Indian Apparel Exports Set To Grow 9-11% In FY25: ICRA
Indian apparel exporters are projected to register 9-11% revenue growth in FY25, driven by the gradual liquidation of retail inventories in key global markets and a shift in sourcing to India, according to a report by ratings agency ICRA.
The recovery follows a sluggish FY24, which saw exports decline by 2% due to high retail inventories, muted demand, supply chain disruptions, and geopolitical issues. Key drivers for the FY25 growth include PLI schemes, export incentives, and potential free trade agreements (FTAs) with the UK and EU, ICRA noted.
“India’s exporters will benefit from inventory restocking and a de-risking strategy by buyers, especially in the US and EU markets,” said Srikumar Krishnamurthy, Senior Vice President & Co-Group Head, Corporate Ratings at ICRA.
However, demand uncertainties remain in certain markets amid geopolitical challenges and macroeconomic concerns.

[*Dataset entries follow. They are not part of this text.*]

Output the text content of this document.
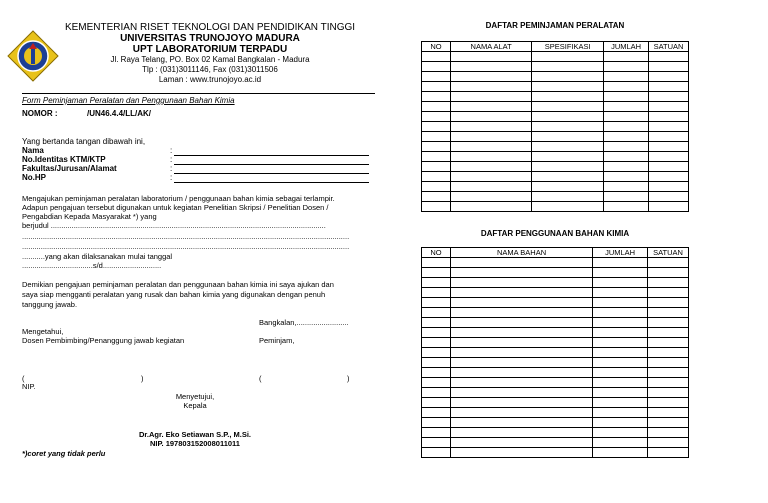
KEMENTERIAN RISET TEKNOLOGI DAN PENDIDIKAN TINGGI
UNIVERSITAS TRUNOJOYO MADURA
UPT LABORATORIUM TERPADU
Jl. Raya Telang, PO. Box 02 Kamal Bangkalan - Madura
Tlp : (031)3011146, Fax (031)3011506
Laman : www.trunojoyo.ac.id
Form Peminjaman Peralatan dan Penggunaan Bahan Kimia
NOMOR :	/UN46.4.4/LL/AK/
Yang bertanda tangan dibawah ini,
Nama	:
No.Identitas KTM/KTP	:
Fakultas/Jurusan/Alamat	:
No.HP	:
Mengajukan peminjaman peralatan laboratorium / penggunaan bahan kimia sebagai terlampir.
Adapun pengajuan tersebut digunakan untuk kegiatan Penelitian Skripsi / Penelitian Dosen /
Pengabdian Kepada Masyarakat *) yang
berjudul ....................................................................................................................................
.............................................................................................................................................................
.............................................................................................................................................................
...........yang akan dilaksanakan mulai tanggal
..................................s/d............................
Demikian pengajuan peminjaman peralatan dan penggunaan bahan kimia ini saya ajukan dan
saya siap mengganti peralatan yang rusak dan bahan kimia yang digunakan dengan penuh
tanggung jawab.
Bangkalan,.........................
Mengetahui,
Dosen Pembimbing/Penanggung jawab kegiatan	Peminjam,
(	)	(	)
NIP.
Menyetujui,
Kepala
Dr.Agr. Eko Setiawan S.P., M.Si.
NIP. 197803152008011011
*)coret yang tidak perlu
DAFTAR PEMINJAMAN PERALATAN
NO	NAMA ALAT	SPESIFIKASI	JUMLAH	SATUAN

DAFTAR PENGGUNAAN BAHAN KIMIA
NO	NAMA BAHAN	JUMLAH	SATUAN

Despite revenue growth, ICRA forecasts operating margins to shrink by 30-50 bps YoY in FY25 due to rising labour, freight, and operating costs. However, capex spending is expected to rise by 5-8% of turnover in FY25 and FY26, signaling long-term growth prospects.
The report noted that Bangladesh remains a competitive player due to preferential duty access to the US and EU, aided by its least developed country (LDC) status. However, geopolitical tensions in Bangladesh may prompt capacity shifts to other countries, including India.
ICRA highlighted that PLI schemes and the PM MITRA initiative will provide India with scale benefits and strengthen its man-made fibre (MMF) value chain, enhancing its global competitiveness. “These initiatives are expected to help India expand its share in the global apparel trade,” Krishnamurthy added.
The outlook for Indian apparel exports remains favorable as evolving consumer trends and increased product acceptance continue to bolster the sector’s growth potential.